Искусство – дитя жизни, и само от себя не рождается: конечно – настоящее – большое, а не прикладное искусство; это особенно касается литературы, ей учиться у нее почти нет нужды; другое дело музыка или изобразительные искусства, или, допустим, балет, где нужно десятилетиями – с детства – учиться, приобретать технические навыки, без которых эти искусства равны нулю.
Я грызу себе пальцы, что не поступил, когда мне было семнадцать-восемнадцать лет в специальное (физико-математическое, техническое, естествознанческое учебное заведение), а потом уж заняться бы поэзией! Сколько бы это дало!
А тебе – Боже мой! – ведь никому не известно, есть ли у тебя талант, который стоил бы траты стольких сил, чтобы пожертвовать ему всем! А вдруг – нет? Что за будущее у тебя тогда? Что может быть ужасней пустоты и никчемности жизни второразрядного, допустим, актера?

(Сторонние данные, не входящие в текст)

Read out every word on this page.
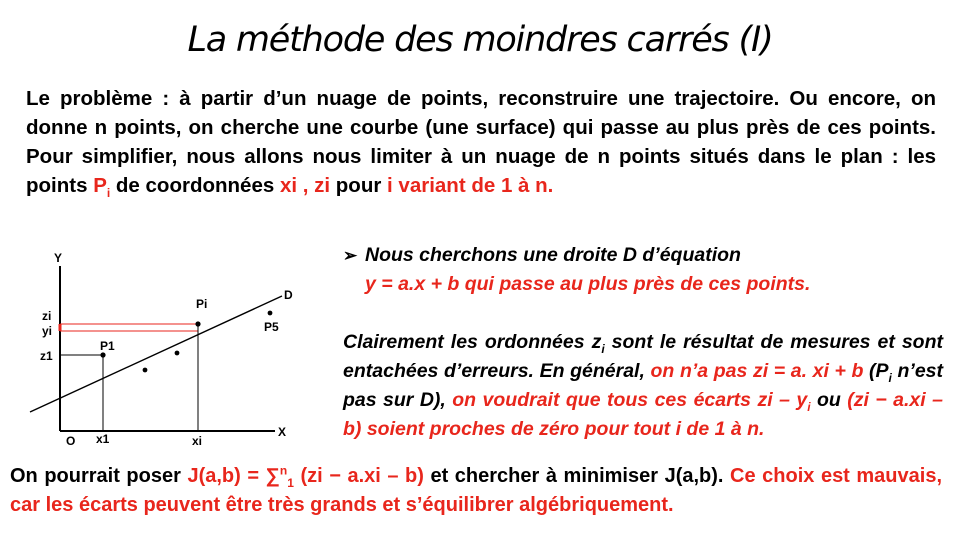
La méthode des moindres carrés (I)

Le problème : à partir d’un nuage de points, reconstruire une trajectoire. Ou encore, on donne n points, on cherche une courbe (une surface) qui passe au plus près de ces points. Pour simplifier, nous allons nous limiter à un nuage de n points situés dans le plan : les points $P_i$ de coordonnées xi , zi pour i variant de 1 à n.

Y
X
O
zi
yi
z1
x1	xi
P1
Pi
P5
D

➢ Nous cherchons une droite D d’équation

y = a.x + b qui passe au plus près de ces points.

Clairement les ordonnées $z_i$ sont le résultat de mesures et sont entachées d’erreurs. En général, on n’a pas zi = a. xi + b ($P_i$ n’est pas sur D), on voudrait que tous ces écarts zi – $y_i$ ou (zi − a.xi – b) soient proches de zéro pour tout i de 1 à n.

On pourrait poser J(a,b) = ∑$^n_1$ (zi − a.xi – b) et chercher à minimiser J(a,b). Ce choix est mauvais, car les écarts peuvent être très grands et s’équilibrer algébriquement.
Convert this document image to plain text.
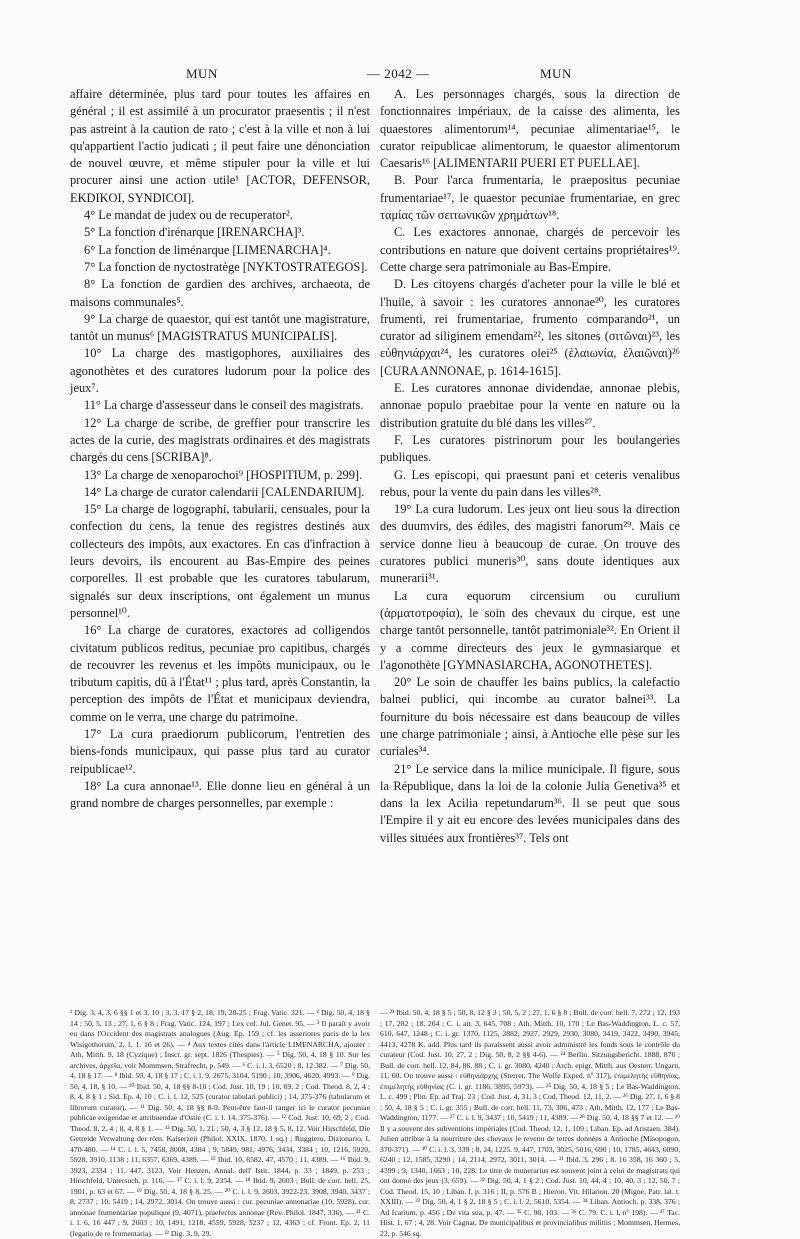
MUN	— 2042 —	MUN

affaire déterminée, plus tard pour toutes les affaires en général ; il est assimilé à un procurator praesentis ; il n'est pas astreint à la caution de rato ; c'est à la ville et non à lui qu'appartient l'actio judicati ; il peut faire une dénonciation de nouvel œuvre, et même stipuler pour la ville et lui procurer ainsi une action utile¹ [ACTOR, DEFENSOR, EKDIKOI, SYNDICOI].

4° Le mandat de judex ou de recuperator².

5° La fonction d'irénarque [IRENARCHA]³.

6° La fonction de liménarque [LIMENARCHA]⁴.

7° La fonction de nyctostratège [NYKTOSTRATEGOS].

8° La fonction de gardien des archives, archaeota, de maisons communales⁵.

9° La charge de quaestor, qui est tantôt une magistrature, tantôt un munus⁶ [MAGISTRATUS MUNICIPALIS].

10° La charge des mastigophores, auxiliaires des agonothètes et des curatores ludorum pour la police des jeux⁷.

11° La charge d'assesseur dans le conseil des magistrats.

12° La charge de scribe, de greffier pour transcrire les actes de la curie, des magistrats ordinaires et des magistrats chargés du cens [SCRIBA]⁸.

13° La charge de xenoparochoi⁹ [HOSPITIUM, p. 299].

14° La charge de curator calendarii [CALENDARIUM].

15° La charge de logographi, tabularii, censuales, pour la confection du cens, la tenue des registres destinés aux collecteurs des impôts, aux exactores. En cas d'infraction à leurs devoirs, ils encourent au Bas-Empire des peines corporelles. Il est probable que les curatores tabularum, signalés sur deux inscriptions, ont également un munus personnel¹⁰.

16° La charge de curatores, exactores ad colligendos civitatum publicos reditus, pecuniae pro capitibus, chargés de recouvrer les revenus et les impôts municipaux, ou le tributum capitis, dû à l'État¹¹ ; plus tard, après Constantin, la perception des impôts de l'État et municipaux deviendra, comme on le verra, une charge du patrimoine.

17° La cura praediorum publicorum, l'entretien des biens-fonds municipaux, qui passe plus tard au curator reipublicae¹².

18° La cura annonae¹³. Elle donne lieu en général à un grand nombre de charges personnelles, par exemple :

A. Les personnages chargés, sous la direction de fonctionnaires impériaux, de la caisse des alimenta, les quaestores alimentorum¹⁴, pecuniae alimentariae¹⁵, le curator reipublicae alimentorum, le quaestor alimentorum Caesaris¹⁶ [ALIMENTARII PUERI ET PUELLAE].

B. Pour l'arca frumentaria, le praepositus pecuniae frumentariae¹⁷, le quaestor pecuniae frumentariae, en grec ταμίας τῶν σειτωνικῶν χρημάτων¹⁸.

C. Les exactores annonae, chargés de percevoir les contributions en nature que doivent certains propriétaires¹⁹. Cette charge sera patrimoniale au Bas-Empire.

D. Les citoyens chargés d'acheter pour la ville le blé et l'huile, à savoir : les curatores annonae²⁰, les curatores frumenti, rei frumentariae, frumento comparando²¹, un curator ad siliginem emendam²², les sitones (σιτῶναι)²³, les εὐθηνιάρχαι²⁴, les curatores olei²⁵ (ἐλαιωνία, ἐλαιῶναι)²⁶ [CURA ANNONAE, p. 1614-1615].

E. Les curatores annonae dividendae, annonae plebis, annonae populo praebitae pour la vente en nature ou la distribution gratuite du blé dans les villes²⁷.

F. Les curatores pistrinorum pour les boulangeries publiques.

G. Les episcopi, qui praesunt pani et ceteris venalibus rebus, pour la vente du pain dans les villes²⁸.

19° La cura ludorum. Les jeux ont lieu sous la direction des duumvirs, des édiles, des magistri fanorum²⁹. Mais ce service donne lieu à beaucoup de curae. On trouve des curatores publici muneris³⁰, sans doute identiques aux munerarii³¹.

La cura equorum circensium ou curulium (ἁρματοτροφία), le soin des chevaux du cirque, est une charge tantôt personnelle, tantôt patrimoniale³². En Orient il y a comme directeurs des jeux le gymnasiarque et l'agonothète [GYMNASIARCHA, AGONOTHETES].

20° Le soin de chauffer les bains publics, la calefactio balnei publici, qui incombe au curator balnei³³. La fourniture du bois nécessaire est dans beaucoup de villes une charge patrimoniale ; ainsi, à Antioche elle pèse sur les curiales³⁴.

21° Le service dans la milice municipale. Il figure, sous la République, dans la loi de la colonie Julia Genetiva³⁵ et dans la lex Acilia repetundarum³⁶. Il se peut que sous l'Empire il y ait eu encore des levées municipales dans des villes situées aux frontières³⁷. Tels ont

¹ Dig. 3, 4, 3, 6 §§ 1 et 3, 10 ; 3, 3, 17 § 2, 18, 19, 20-25 ; Frag. Vatic. 321. — ² Dig. 50, 4, 18 § 14 ; 50, 5, 13 ; 27, 1, 6 § 8 ; Frag. Vatic. 124, 197 ; Lex col. Jul. Genet. 95. — ³ Il paraît y avoir eu dans l'Occident des magistrats analogues (Aug. Ep. 159 ; cf. les asseriores pacis de la lex Wisigothorum, 2, 1, 1. 16 et 26). — ⁴ Aux textes cités dans l'article LIMENARCHA, ajouter : Ath. Mitth. 9, 18 (Cyzique) ; Inscr. gr. sept. 1826 (Thespies). — ⁵ Dig. 50, 4, 18 § 10. Sur les archives, ἀρχεῖα, voir Mommsen, Strafrecht, p. 549. — ⁶ C. i. l. 3, 6520 ; 8, 12 382. — ⁷ Dig. 50, 4, 18 § 17. — ⁸ Ibid. 50, 4, 18 § 17 ; C. i. l. 9, 2675, 3104, 5190 ; 10, 3906, 4620, 4993. — ⁹ Dig. 50, 4, 18, § 10. — ¹⁰ Ibid. 50, 4, 18 §§ 8-10 ; Cod. Just. 10, 19 ; 10, 69, 2 ; Cod. Theod. 8, 2, 4 ; 8, 4, 8 § 1 : Sid. Ep. 4, 10 ; C. i. l. 12, 525 (curator tabulari publici) ; 14, 375-376 (tabularum et librorum curator). — ¹¹ Dig. 50, 4, 18 §§ 8-9. Peut-être faut-il ranger ici le curator pecuniae publicae exigendae et attribuendae d'Ostie (C. i. l. 14, 375-376). — ¹² Cod. Just. 10, 69, 2 ; Cod. Theod. 8, 2, 4 ; 8, 4, 8 § 1. — ¹³ Dig. 50, 1, 21 ; 50, 4, 3 § 12, 18 § 5, 8, 12. Voir Hirschfeld, Die Getreide Verwaltung der röm. Kaiserzeit (Philol. XXIX, 1870, 1 sq.) ; Ruggiero, Dizionario, I, 470-480. — ¹⁴ C. i. l. 5, 7458, 8008, 4384 ; 9, 5849, 981, 4976, 3434, 3384 ; 10, 1216, 5920, 5928, 3910, 1138 ; 11, 6357, 6369, 4389. — ¹⁵ Ibid. 10, 6582, 47, 4570 ; 11, 4389. — ¹⁶ Ibid. 9, 3923, 2334 ; 11, 447, 3123. Voir Henzen, Annal. dell' Istit. 1844, p. 33 ; 1849, p. 253 ; Hirschfeld, Untersuch. p. 116. — ¹⁷ C. i. l. 9, 2354. — ¹⁸ Ibid. 9, 2603 ; Bull. de corr. hell. 25, 1901, p. 63 et 67. — ¹⁹ Dig. 50, 4, 18 § 8, 25. — ²⁰ C. i. l. 9, 2603, 3922-23, 3908, 3940, 3437 ; 8, 2737 ; 10, 5419 ; 14, 2972, 3014. On trouve aussi : cur. pecuniae annonariae (10, 5928), cur. annonae frumentariae populique (9, 4071), praefectus annonae (Rev. Philol. 1847, 336). — ²¹ C. i. l. 6, 16 447 ; 9, 2603 ; 10, 1491, 1218, 4559, 5928, 5237 ; 12, 4363 ; cf. Front. Ep. 2, 11 (legatio de re frumentaria). — ²² Dig. 3, 9, 29.
— ²³ Ibid. 50, 4, 18 § 5 ; 50, 8, 12 § 3 ; 50, 5, 2 ; 27, 1, 6 § 8 ; Bull. de corr. hell. 7, 272 ; 12, 193 ; 17, 282 ; 18, 264 ; C. i. att. 3, 645, 708 ; Ath. Mitth. 10, 170 ; Le Bas-Waddington, L. c. 57, 610, 647, 1248 ; C. i. gr. 1370, 1125, 2882, 2927, 2929, 2930, 3080, 3419, 3422, 3490, 3945, 4413, 4278 K. add. Plus tard ils paraissent aussi avoir administré les fonds sous le contrôle du curateur (Cod. Just. 10, 27, 2 ; Dig. 50, 8, 2 §§ 4-6). — ²⁴ Berlin. Sitzungsbericht. 1888, 876 ; Bull. de corr. hell. 12, 84, 86, 88 ; C. i. gr. 3080, 4240 ; Arch. epigr. Mitth. aus Oesterr. Ungarn, 11, 60. On trouve aussi : εὐθηνιάρχης (Sterret, The Wolfe Exped. nº 317), ἐπιμελητὴς εὐθηνίας, ἐπιμελητὴς εὐθηνίας (C. i. gr. 1186, 3895, 5973). — ²⁵ Dig. 50, 4, 18 § 5 ; Le Bas-Waddington, L. c. 499 ; Plin. Ep. ad Traj. 23 ; Cod. Just. 4, 31, 3 ; Cod. Theod. 12, 11, 2. — ²⁶ Dig. 27, 1, 6 § 8 ; 50, 4, 18 § 5 ; C. i. gr. 355 ; Bull. de corr. hell. 11, 73, 306, 473 ; Ath. Mitth. 12, 177 ; Le Bas-Waddington, 1177. — ²⁷ C. i. l. 9, 3437 ; 10, 5419 ; 11, 4389. — ²⁸ Dig. 50, 4, 18 §§ 7 et 12. — ²⁹ Il y a souvent des subventions impériales (Cod. Theod. 12, 1, 109 ; Liban. Ep. ad Aristaen. 384). Julien attribue à la nourriture des chevaux le revenu de terres données à Antioche (Misopogon, 370-371). — ³⁰ C. i. l. 3, 339 ; 8, 24, 1225. 9, 447, 1703, 3025, 5016, 690 ; 10, 1785, 4643, 6090, 6240 ; 12, 1585, 3290 ; 14, 2114, 2972, 3011, 3014. — ³¹ Ibid. 3, 296 ; 8. 16 358, 16 360 ; 5, 4399 ; 9, 1340, 1663 ; 10, 228. Le titre de munerarius est souvent joint à celui de magistrats qui ont donné des jeux (3, 659). — ³² Dig. 50, 4, 1 § 2 ; Cod. Just. 10, 44, 4 ; 10, 40, 3 ; 12, 50, 7 ; Cod. Theod. 15, 10 ; Liban. I, p. 316 ; II, p. 576 B ; Hieron. Vit. Hilarion. 20 (Migne, Patr. lat. t. XXIII). — ³³ Dig. 50, 4, 1 § 2, 18 § 5 ; C. i. l. 2, 5610, 5354. — ³⁴ Liban. Antioch. p. 338, 376 ; Ad Icarium, p. 456 ; De vita sua, p. 47. — ³⁵ C. 98, 103. — ³⁶ C. 79. C. i. l, nº 198). — ³⁷ Tac. Hist. 1, 67 ; 4, 28. Voir Cagnat, De municipalibus et provincialibus militiis ; Mommsen, Hermes, 22, p. 546 sq.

Вот мой совет: непременно закончить школу. Поступить в высшее учебное заведение, получить любое образование и хоть год поработать в этой (точных знаний) области, а потом, если потребность в искусстве останется (останется, если талант превышает способность любительского сорта) – заняться, чем угодно, хоть обучением в актерском ВУЗе.
Как я хотел бы тебе передать понимание моих ошибок, чтобы ты им оградился от своих (похожих на мои) недостатков!
А теперь – о твоей влюбленности. То, что я тебе напишу – безусловно верно, если допустить, что мы с тобой устроены одинаково, а это так во многом, мы ведь очень похожи по душевному строю. У нас (у меня, я предполагаю, что и у тебя) есть склонность бросаться стремглав в любую пропасть, если она чуть потянет и если она задрапирована хоть немного чем-нибудь, что нас привлекает. Мы перестаем думать о чем-нибудь другом, и наше поле зрения суживается настолько, что мы больше ничего, кроме колодца, в который нам хочется броситься, не видим. Это очень плохо, и может оказаться губительным.
Ради Бога, не пытайся жениться. Сначала немножко хоть перебесись, потому что начнешь снова беситься через 3–5 лет после женитьбы, если она окажется слишком ранней, и жизнь для обоих (ты + она = семья) превратится в ад, из которого один выход: развод, – мука для себя, для жены и – если будут, что возможно, для детей. Это я пишу тебе, оснащенный опытом – и иначе не бывает и не может быть. Поговори с мамой, она скажет тебе то же самое.
Не надо, чтобы любовь тебя делала тряпкой и еще более слабым листком, уж совсем неспособным к сопротивлению. Любовь великая сила и великий организатор юношеских сил; не надо превращать любовь в страсть, в бешенство, в самозабвение, я буду счастлив, если твоя влюбленность окажется любовью, а не чумой, опустошающей душу. Пусть она будет хорошей и чистой девушкой: я так и представляю себе ту, кого ты полюбил, потому что я очень тебя люблю и очень хочу, чтобы ты был счастлив, а быть счастливым – значит не быть раздвоенным, мечущимся; значит – любить свое жизненное дело, работать для него и жить им, самоутверждаться в пределах жизненной задачи. Настоящая любовь помогает совершить свой подвиг, пусть она и тебе поможет совершить его.
Это письмо – нравоучительное, к сожалению, но мы с тобой оба застенчивы, и писать легче, чем говорить друг с другом, вот я и пишу, а ты не сердись за то, что я хочу, чтобы мой опыт таким способом передался тебе, а ты бы им воспользовался.
Я умоляю тебя взять себя в руки, дисциплинировать себя, и учиться, и думать (ты пишешь: я скажу – выброси из головы и проч., – нет), думать о любви, и пусть она, твоя любовь, будет тебе путеводной звездой.
Скорей напиши мне: здесь мы будем числа до 20–22 июля, напиши мне откровенно (я твой друг и помогу тебе советом), кто та, кого ты любишь – очень подробно, напиши, что ты намерен делать дальше (школа, учебное заведение далее) и еще – что у тебя делается в душе, в сердце, в голове.
Крепко целую тебя, мой дорогой хороший мальчик, я очень, очень тебя люблю, ты можешь мне целиком довериться.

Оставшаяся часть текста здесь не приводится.